African leaders, ministers, and development partners have opened the 12th Africa Regional Forum on Sustainable Development in Addis Ababa with a forceful call for transformative and coordinated continental action to accelerate progress toward both the 2030 Agenda for Sustainable Development Goals and Agenda 2063, warning that the pace of progress remained dangerously inadequate with less than four years remaining to meet global targets.
The forum, convened under the theme “Turning the Tide: Transformative and Coordinated Actions for the 2030 Agenda and Agenda 2063,” brought together ministers, senior government officials, regional institutions, United Nations entities, civil society organizations, private sector representatives, and development partners to review Africa’s development trajectory and shape the continent’s common position ahead of global sustainable development processes including the High-Level Political Forum.
Opening the forum, Uganda’s Prime Minister Robinah Nabbanja, who chaired the Bureau of the preceding forum, called on the continent to move with far greater urgency from policy commitments to concrete and measurable results. “With only four years remaining to 2030, we must move with urgency from commitments to concrete, measurable results. We must leverage science, technology and innovation, regional integration, innovative financing and strong partnerships,” she said.
She recalled the adoption of the Kampala Declaration and the Key Messages to the High-Level Political Forum in 2025, and noted that the Bureau had remained actively engaged over the past year through four meetings aimed at sustaining implementation momentum. She highlighted progress in aligning national development plans with the SDGs, expanding data systems for evidence-based planning, and strengthening coordination mechanisms, while warning that financing gaps, climate vulnerability, and the need to scale up innovation remained major obstacles.
She emphasized that foundational development enablers, including transport and logistics infrastructure, reliable and affordable energy, and a competitive business environment, were not optional but essential to realizing the African Continental Free Trade Area. “These enablers are not optional.

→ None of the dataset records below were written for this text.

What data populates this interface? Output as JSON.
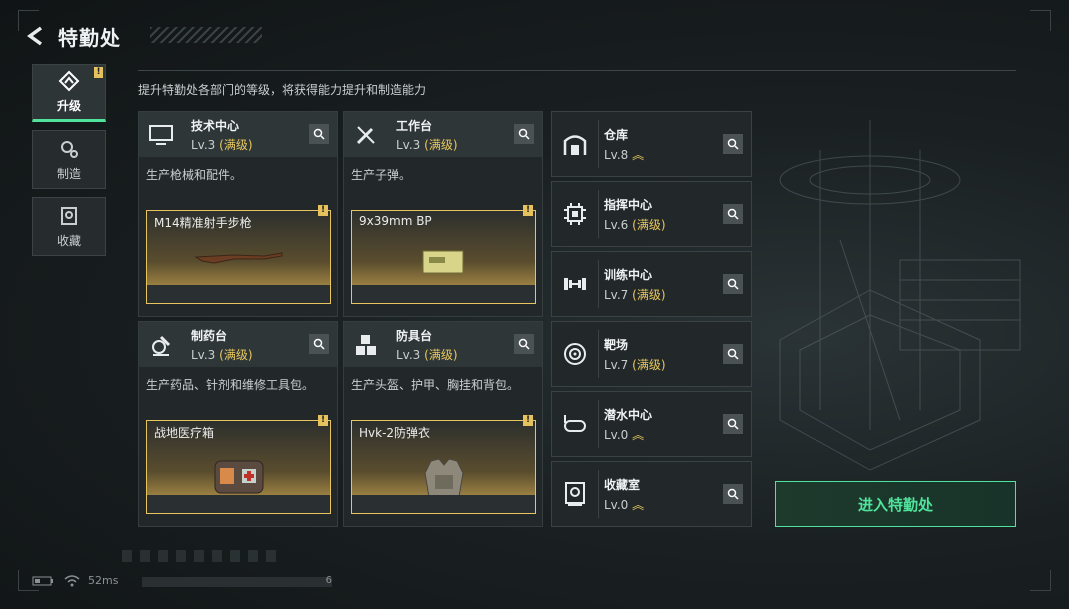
{
  "header": {
    "title": "特勤处",
    "subtitle": "提升特勤处各部门的等级，将获得能力提升和制造能力"
  },
  "side_tabs": [
    {
      "label": "升级",
      "active": true,
      "badge": "!"
    },
    {
      "label": "制造",
      "active": false
    },
    {
      "label": "收藏",
      "active": false
    }
  ],
  "workshops": [
    {
      "name": "技术中心",
      "level": "Lv.3",
      "maxed": "(满级)",
      "desc": "生产枪械和配件。",
      "item": "M14精准射手步枪",
      "badge": "!"
    },
    {
      "name": "工作台",
      "level": "Lv.3",
      "maxed": "(满级)",
      "desc": "生产子弹。",
      "item": "9x39mm BP",
      "badge": "!"
    },
    {
      "name": "制药台",
      "level": "Lv.3",
      "maxed": "(满级)",
      "desc": "生产药品、针剂和维修工具包。",
      "item": "战地医疗箱",
      "badge": "!"
    },
    {
      "name": "防具台",
      "level": "Lv.3",
      "maxed": "(满级)",
      "desc": "生产头盔、护甲、胸挂和背包。",
      "item": "Hvk-2防弹衣",
      "badge": "!"
    }
  ],
  "rooms": [
    {
      "name": "仓库",
      "level": "Lv.8",
      "maxed": "",
      "upgradable": true
    },
    {
      "name": "指挥中心",
      "level": "Lv.6",
      "maxed": "(满级)",
      "upgradable": false
    },
    {
      "name": "训练中心",
      "level": "Lv.7",
      "maxed": "(满级)",
      "upgradable": false
    },
    {
      "name": "靶场",
      "level": "Lv.7",
      "maxed": "(满级)",
      "upgradable": false
    },
    {
      "name": "潜水中心",
      "level": "Lv.0",
      "maxed": "",
      "upgradable": true
    },
    {
      "name": "收藏室",
      "level": "Lv.0",
      "maxed": "",
      "upgradable": true
    }
  ],
  "enter_button": "进入特勤处",
  "status": {
    "ping": "52ms",
    "progress_text": "6"
  },
  "colors": {
    "accent_green": "#4fe39b",
    "gold": "#e8c85e"
  }
}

They are fundamental to the full realization of the AfCFTA and to positioning Africa as a competitive and integrated economic bloc,” she said.
Speaking on behalf of the African Union Commission Chairperson, Deputy Chairperson Selma Malika Haddadi described the forum as arriving at a decisive moment when progress across many African countries was not advancing at the pace required to meet the SDGs by 2030. She said the year’s focus on five development goals, namely clean water and sanitation, affordable and clean energy, industry and infrastructure, sustainable cities, and partnerships for the goals, was strategic and timely given their foundational role in enabling broader sustainable development.
She reported progress in domesticating the Second Ten-Year Implementation Plan of Agenda 2063, including advances in infrastructure development, regional integration, and digital transformation through flagship initiatives such as the AfCFTA. However, she warned that major challenges persisted in sustainable development financing, youth employment, climate resilience, and inequality within and between countries.
Participants are expected to develop concrete and actionable recommendations to strengthen Africa’s unified voice in global sustainable development processes and accelerate implementation at national, regional, and continental levels.